Una  mañana me subieron al cajón de una furgoneta. De esa oscuridad pasé a la del vagón de un tren, y de ésta, a la que reina en el oscuro vientre de un avión. Llegamos no supe dónde y escuché voces que no sonaban como las que hasta entonces había oído. Era una lengua extraña en un sitio extraño. A los perros con postillas no nos gustan las novedades porque casi siempre vienen con hambre o palos de la mano. Sin embargo, cuando la puerta de mi jaula se abrió y vi al Dr. Fischer con sus dos hijos, algo me hizo mover tímidamente el rabo.



Fue Klaus, el más pequeño, el que entró primero en la jaula.



.- “Armer ohne name” – me dijo, bajito y dulce, como si su voz saliera de sus grandes ojos azules más que de su boca, y aunque no entendí nada, a mí me sonó igual que la voz de Elisa cuando me decía “Pobre Sinnombre”.



Me pusieron un collar y me llevaron con ellos.

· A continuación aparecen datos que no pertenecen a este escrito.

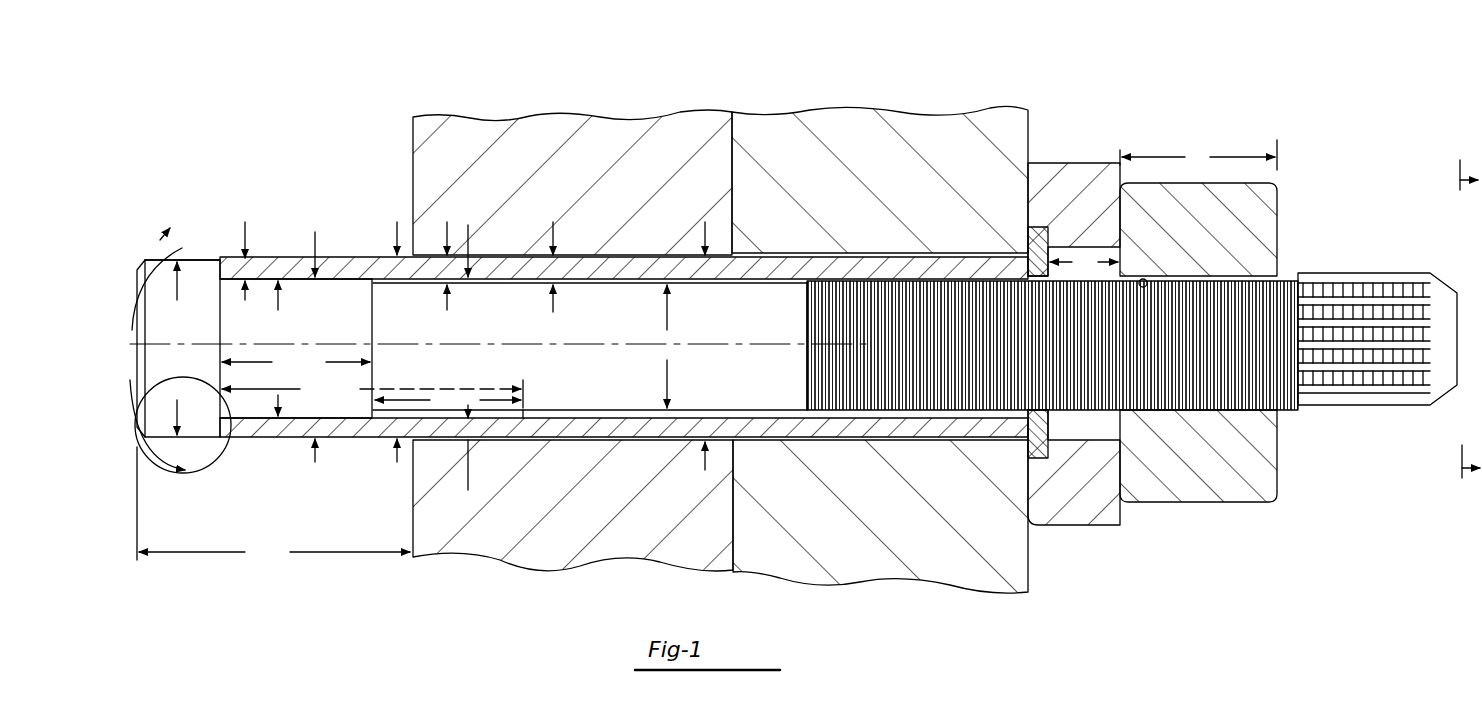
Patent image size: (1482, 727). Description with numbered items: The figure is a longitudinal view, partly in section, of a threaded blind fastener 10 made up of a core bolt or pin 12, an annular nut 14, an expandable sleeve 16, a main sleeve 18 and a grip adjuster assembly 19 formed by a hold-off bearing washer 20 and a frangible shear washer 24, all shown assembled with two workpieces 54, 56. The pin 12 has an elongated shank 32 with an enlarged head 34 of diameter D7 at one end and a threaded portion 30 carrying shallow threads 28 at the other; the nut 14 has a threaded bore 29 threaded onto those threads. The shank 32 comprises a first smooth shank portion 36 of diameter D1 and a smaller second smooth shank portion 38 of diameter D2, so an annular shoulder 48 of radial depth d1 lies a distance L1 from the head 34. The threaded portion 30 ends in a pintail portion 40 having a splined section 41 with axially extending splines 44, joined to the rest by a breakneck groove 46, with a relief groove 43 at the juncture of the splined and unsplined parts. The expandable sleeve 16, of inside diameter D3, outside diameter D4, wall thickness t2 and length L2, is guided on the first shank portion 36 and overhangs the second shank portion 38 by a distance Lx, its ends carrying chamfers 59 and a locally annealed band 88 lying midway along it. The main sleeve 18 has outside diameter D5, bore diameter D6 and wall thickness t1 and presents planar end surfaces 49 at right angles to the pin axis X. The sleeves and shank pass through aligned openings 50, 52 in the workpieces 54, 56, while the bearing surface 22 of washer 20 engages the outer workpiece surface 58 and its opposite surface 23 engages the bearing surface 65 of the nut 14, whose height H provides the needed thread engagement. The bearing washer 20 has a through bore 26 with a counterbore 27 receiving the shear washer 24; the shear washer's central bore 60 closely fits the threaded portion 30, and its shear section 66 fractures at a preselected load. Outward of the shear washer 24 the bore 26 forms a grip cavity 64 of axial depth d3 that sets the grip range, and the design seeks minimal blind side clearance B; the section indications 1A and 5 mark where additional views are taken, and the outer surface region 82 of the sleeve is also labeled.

The blind fastener 10 is at (250, 212).
The core bolt or pin 12 is at (580, 255).
The annular nut 14 is at (1222, 502).
The expandable sleeve 16 is at (275, 437).
The main sleeve 18 is at (533, 442).
The grip adjuster construction or assembly 19 is at (1096, 145).
The load bearing or hold-off washer 20 is at (1063, 163).
The load bearing surface 22 is at (1012, 180).
The load bearing surface 23 is at (1110, 212).
The frangible resistance or shear washer 24 is at (944, 210).
The central through bore 26 is at (1110, 433).
The enlarged counterbore 27 is at (1030, 525).
The threads 28 is at (1280, 430).
The threaded bore 29 is at (1280, 490).
The threaded portion 30 is at (795, 75).
The elongated shank 32 is at (742, 310).
The enlarged head 34 is at (205, 258).
The first smooth shank portion 36 is at (352, 315).
The second smooth shank portion 38 is at (632, 315).
The pintail portion 40 is at (1435, 256).
The splined section 41 is at (1430, 208).
The relief groove 43 is at (1292, 404).
The splines 44 is at (1398, 388).
The annular breakneck groove 46 is at (1143, 276).
The annular shoulder 48 is at (374, 380).
The end surface of main sleeve 49 is at (515, 272).
The opening or bore 50 is at (612, 445).
The opening or bore 52 is at (783, 255).
The workpiece 54 is at (560, 150).
The workpiece 56 is at (918, 140).
The outer surface of workpiece 58 is at (1040, 160).
The chamfers 59 is at (526, 412).
The central bore of shear washer 60 is at (1045, 430).
The outer grip cavity 64 is at (1042, 416).
The load bearing surface of nut 65 is at (1125, 505).
The shear section 66 is at (1050, 225).
The sleeve outer surface 82 is at (410, 150).
The annealed section 88 is at (364, 440).
The section line 1A is at (1456, 323).
The detail circle 5 is at (183, 468).
The pin axis X is at (157, 346).
The blind side clearance B is at (274, 555).
The nut height or width H is at (1198, 155).
The diameter of first shank portion D1 is at (315, 357).
The diameter of second shank portion D2 is at (465, 454).
The inside diameter of expandable sleeve D3 is at (278, 348).
The outside diameter of expandable sleeve D4 is at (385, 356).
The outside diameter of main sleeve D5 is at (705, 334).
The bore diameter of main sleeve D6 is at (648, 346).
The diameter of pin head D7 is at (177, 348).
The radial depth of shoulder d1 is at (450, 282).
The axial depth of grip cavity d3 is at (1084, 262).
The wall thickness of main sleeve t1 is at (551, 282).
The wall thickness of expandable sleeve t2 is at (239, 277).
The preselected distance L1 is at (296, 362).
The length of expandable sleeve L2 is at (371, 390).
The distance Lx is at (465, 400).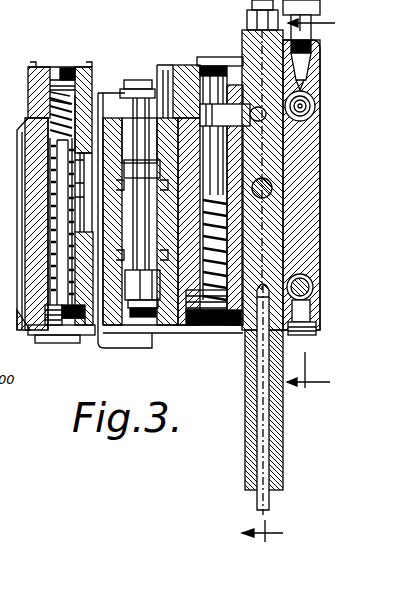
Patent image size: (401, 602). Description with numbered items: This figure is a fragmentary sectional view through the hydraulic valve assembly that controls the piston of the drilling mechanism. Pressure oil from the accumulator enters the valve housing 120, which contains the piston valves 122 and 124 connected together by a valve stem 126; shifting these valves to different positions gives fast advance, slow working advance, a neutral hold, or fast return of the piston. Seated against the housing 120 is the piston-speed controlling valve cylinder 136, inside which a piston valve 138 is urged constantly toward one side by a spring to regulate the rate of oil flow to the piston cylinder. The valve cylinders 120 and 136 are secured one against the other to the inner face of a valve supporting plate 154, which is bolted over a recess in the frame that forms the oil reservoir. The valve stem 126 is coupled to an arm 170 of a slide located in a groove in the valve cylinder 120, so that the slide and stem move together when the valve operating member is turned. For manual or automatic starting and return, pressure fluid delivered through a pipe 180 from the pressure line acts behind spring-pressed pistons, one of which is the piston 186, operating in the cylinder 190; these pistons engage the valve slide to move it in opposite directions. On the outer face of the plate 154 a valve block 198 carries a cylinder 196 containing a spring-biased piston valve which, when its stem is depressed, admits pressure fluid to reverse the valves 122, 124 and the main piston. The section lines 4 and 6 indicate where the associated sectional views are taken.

The spring-pressed piston 186 is at (62, 88).
The valve stem 126 is at (125, 107).
The arm 170 is at (128, 82).
The piston valve 122 is at (162, 128).
The piston-speed controlling valve cylinder 136 is at (178, 70).
The valve supporting plate 154 is at (252, 52).
The piston valve 138 is at (215, 168).
The valve block 198 is at (315, 233).
The cylinder 196 is at (312, 288).
The cylinder 190 is at (49, 334).
The pipe 180 is at (60, 334).
The valve housing 120 is at (163, 334).
The piston valve 124 is at (180, 326).
The section line 4- 4 is at (315, 205).
The section line 6- 6 is at (262, 540).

Desde el aeropuerto de Hamburgo llegamos a Flensburg; me vino a los hocicos  un olor extraño y nuevo, un olor inmenso que todo lo podía y que no conocía: era el olor del mar.  Cuando por fin lo vi, me pareció un vasto barbecho azul, un excesivo páramo de agua sin linderos, y no pude dejar de imaginar la maravilla que sería correr sobre sus aguas detrás de las liebres espumosas de las olas. Los perros pobres también tenemos nuestras fantasías.

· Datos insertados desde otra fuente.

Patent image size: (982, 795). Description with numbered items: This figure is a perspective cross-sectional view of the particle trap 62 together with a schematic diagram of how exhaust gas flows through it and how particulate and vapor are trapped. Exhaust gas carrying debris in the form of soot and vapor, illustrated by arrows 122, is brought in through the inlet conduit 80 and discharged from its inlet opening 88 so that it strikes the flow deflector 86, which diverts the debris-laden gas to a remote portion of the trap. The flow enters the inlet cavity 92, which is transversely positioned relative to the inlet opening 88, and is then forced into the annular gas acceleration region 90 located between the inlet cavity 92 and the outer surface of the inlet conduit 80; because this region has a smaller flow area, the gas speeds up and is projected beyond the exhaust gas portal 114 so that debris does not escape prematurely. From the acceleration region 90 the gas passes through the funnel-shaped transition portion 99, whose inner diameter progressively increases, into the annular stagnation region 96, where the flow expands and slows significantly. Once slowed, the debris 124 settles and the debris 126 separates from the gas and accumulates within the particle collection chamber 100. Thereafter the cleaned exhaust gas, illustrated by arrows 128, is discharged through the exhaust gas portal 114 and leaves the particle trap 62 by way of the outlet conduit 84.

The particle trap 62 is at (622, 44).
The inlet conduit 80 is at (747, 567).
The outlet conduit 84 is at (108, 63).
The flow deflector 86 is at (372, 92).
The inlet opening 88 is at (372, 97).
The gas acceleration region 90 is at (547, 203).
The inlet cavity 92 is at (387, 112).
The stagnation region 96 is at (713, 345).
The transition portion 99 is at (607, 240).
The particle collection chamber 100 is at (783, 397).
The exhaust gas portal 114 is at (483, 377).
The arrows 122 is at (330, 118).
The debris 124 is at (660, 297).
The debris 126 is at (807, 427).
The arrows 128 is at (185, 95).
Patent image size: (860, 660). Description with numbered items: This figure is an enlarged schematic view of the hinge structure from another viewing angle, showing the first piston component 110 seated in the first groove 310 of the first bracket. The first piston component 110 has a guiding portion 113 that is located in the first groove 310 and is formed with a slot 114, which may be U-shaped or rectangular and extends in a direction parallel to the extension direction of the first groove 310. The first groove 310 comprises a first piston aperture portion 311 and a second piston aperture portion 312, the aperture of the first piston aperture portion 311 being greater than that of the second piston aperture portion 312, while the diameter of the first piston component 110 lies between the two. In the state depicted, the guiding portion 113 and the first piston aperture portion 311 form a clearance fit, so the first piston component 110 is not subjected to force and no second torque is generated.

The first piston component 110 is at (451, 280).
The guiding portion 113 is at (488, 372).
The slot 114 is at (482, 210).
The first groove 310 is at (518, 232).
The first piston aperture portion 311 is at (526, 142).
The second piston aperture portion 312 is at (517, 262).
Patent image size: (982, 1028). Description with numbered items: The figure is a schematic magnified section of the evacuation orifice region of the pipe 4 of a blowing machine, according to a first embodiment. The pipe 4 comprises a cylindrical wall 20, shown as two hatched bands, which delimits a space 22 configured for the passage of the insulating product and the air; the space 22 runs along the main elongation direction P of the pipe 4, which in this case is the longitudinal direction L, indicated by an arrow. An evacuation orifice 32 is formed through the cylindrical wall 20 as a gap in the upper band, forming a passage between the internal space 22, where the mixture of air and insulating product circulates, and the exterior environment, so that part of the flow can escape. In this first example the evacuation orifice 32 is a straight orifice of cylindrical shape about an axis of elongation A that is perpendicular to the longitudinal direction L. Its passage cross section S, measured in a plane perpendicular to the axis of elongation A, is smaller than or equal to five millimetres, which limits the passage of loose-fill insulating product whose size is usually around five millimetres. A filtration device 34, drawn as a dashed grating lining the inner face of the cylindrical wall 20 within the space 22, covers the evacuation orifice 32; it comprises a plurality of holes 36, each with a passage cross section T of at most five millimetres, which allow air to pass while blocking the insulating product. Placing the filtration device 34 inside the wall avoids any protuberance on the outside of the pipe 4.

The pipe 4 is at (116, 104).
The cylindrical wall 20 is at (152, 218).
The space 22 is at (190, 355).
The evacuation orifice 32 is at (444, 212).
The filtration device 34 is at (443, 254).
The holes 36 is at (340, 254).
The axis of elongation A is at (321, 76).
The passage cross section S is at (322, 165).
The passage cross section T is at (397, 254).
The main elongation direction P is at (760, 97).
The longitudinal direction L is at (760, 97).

Me asusté cuando me bañaron porque no sabía qué pasaba; el olor del jabón era nuevo, desagradable y artificial, pero aquel baño me alivió de picores y de mugre. Mi pelo volvió a ser blanco y descubrí que, allí donde no había calvas, tenía cierto lustre. Comí  hasta hartarme y aquella noche el pequeño Klaus, viendo todo el frío que traía en mi equipaje, arrimó una manta al radiador y me acarició mientras repetía una y otra vez “Armer ohne Name”.



Los días fueron pasando y casi sin que tuvieran que enseñarme, aprendí a hacer mis cosas fuera de la casa; a pasear con la correa junto al pequeño Klaus; a esperar sentado en la puerta de las tiendas; incluso superé con éxito el curso básico de alemán para mascotas. Al principio me extrañó el interés que despertaba entre la gente, debían verme algo así como el Rocinante de los perros, y es que no se ven muchos galgos cerca del Báltico; luego me acostumbré y aprendí a caminar muy digno, con la elasticidad felina de los de mi raza, como si no sintiera el peso de tanta mirada.



Ahora, durante las mañanas sin lluvia, me tumbo en el zaguán a ver pasar los barcos, y dejo irse al tiempo con los ojos cerrados, oliendo el mar, escuchando la llamada estridente de las gaviotas. Algunas veces me quedo dormido y en sueños vuelvo a caminar por las ásperas tierras de León y siento de nuevo la carne tibia de los conejos en la lengua y entre los dientes, o el viejo dolor de los plomos,  o la soledad al raso de las noches sin luna, o las manos aniñadas de Elisa y su voz adolescente diciéndome “Pobre Sinnombre”. Normalmente, cuando llega este momento me despierto para ver los ojos azules de Klaus que viene del colegio. Lo primero que hace es darme una galleta. Luego me acaricia,  y como compartiendo un secreto, susurra cerca de mi oreja su contraseña infantil: “Armer ohne Name”. Después, si no llueve, se va a jugar con Thomas a los columpios de un parque que está detrás del jardín. Yo les veo desde aquí.